Singapore recycled just 4 per cent of its textile waste last year. CNA explores how old clothes can be reused and recycled to reduce fashion waste.

Rayon of hope: Meet the people trying to give your old clothes new life

LifeLine Clothing workers collecting textiles dropped off in a yellow Cloop x LifeLine textile recycling bin in Hougang to be sent for packing in a warehouse in Johor. (Photo: CNA/Try Sutrisno Foo)

SINGAPORE: Clothing spilled out as two workers unlocked the recycling bin in an Hougang Housing Board estate. 

In less than half an hour, they filled 12 large sacks with discarded clothes, shoes and accessories, or more than 120kg of textiles from just one bin. Each team of workers can clear 18 to 20 bins daily, collecting in one day about 2 tonnes of clothes that people in Singapore have thrown away.

You may have spotted these bright yellow textile recycling bins which have sprouted up around Singapore in the last six months.
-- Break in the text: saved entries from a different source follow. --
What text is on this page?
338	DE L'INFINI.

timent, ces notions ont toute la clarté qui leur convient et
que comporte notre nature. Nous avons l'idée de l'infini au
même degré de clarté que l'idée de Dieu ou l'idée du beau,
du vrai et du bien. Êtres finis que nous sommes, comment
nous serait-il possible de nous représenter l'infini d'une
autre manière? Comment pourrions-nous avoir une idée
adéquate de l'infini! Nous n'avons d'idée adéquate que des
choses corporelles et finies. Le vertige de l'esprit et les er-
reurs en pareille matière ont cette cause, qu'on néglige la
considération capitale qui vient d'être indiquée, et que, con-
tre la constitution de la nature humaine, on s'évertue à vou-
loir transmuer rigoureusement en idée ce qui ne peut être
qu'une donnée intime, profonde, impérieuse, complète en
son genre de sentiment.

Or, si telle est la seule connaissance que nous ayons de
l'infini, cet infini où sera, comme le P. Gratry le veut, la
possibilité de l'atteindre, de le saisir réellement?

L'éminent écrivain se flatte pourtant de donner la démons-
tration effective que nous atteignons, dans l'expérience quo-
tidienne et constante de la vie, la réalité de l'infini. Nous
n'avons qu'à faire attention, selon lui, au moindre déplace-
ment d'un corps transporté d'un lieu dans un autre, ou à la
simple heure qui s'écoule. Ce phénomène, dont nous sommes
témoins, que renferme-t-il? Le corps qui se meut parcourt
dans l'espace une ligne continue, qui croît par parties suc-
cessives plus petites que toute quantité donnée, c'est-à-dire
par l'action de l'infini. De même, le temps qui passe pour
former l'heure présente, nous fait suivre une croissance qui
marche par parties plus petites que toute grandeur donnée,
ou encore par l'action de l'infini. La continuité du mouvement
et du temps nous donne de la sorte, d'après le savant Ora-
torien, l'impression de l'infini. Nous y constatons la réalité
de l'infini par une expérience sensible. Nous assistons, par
There are now 114 bins and counting – more will be set up soon, making it a total of about 200 by the end of the year.

Cloop founder Jasmine Tuan, whose social enterprise aims to reduce fashion waste, calls it the “missing bin” that Singapore needs.

“All these years, we have the general waste bin, we have the blue bin which accepts only four materials which are paper, plastic, glass and metal. 

“What about textiles? There's no specific bin just to collect textile waste,” she said.

Clothing in good condition can be donated to charities, but charitable organisations are “overburdened” by such donations, she said. What about textiles that are worn, stained or torn?

“How about the not-so-good ones? Where do they go?” she asked. “We can't put them in the blue bin, we can't put them in the green bin. This textile recycling bin is the bin to go to.”

LifeLine Clothing workers loading discarded clothing picked up in Hougang onto a lorry. (Photo: CNA/Try Sutrisno Foo)


Singapore generated 189,000 tonnes of textile and leather waste last year. Only 4 per cent of this, or 7,000 tonnes, was recycled. 

Responding to CNA queries, the National Environment Agency (NEA) said that the high diversity of materials that make up a typical piece of clothing makes textile waste challenging to recycle.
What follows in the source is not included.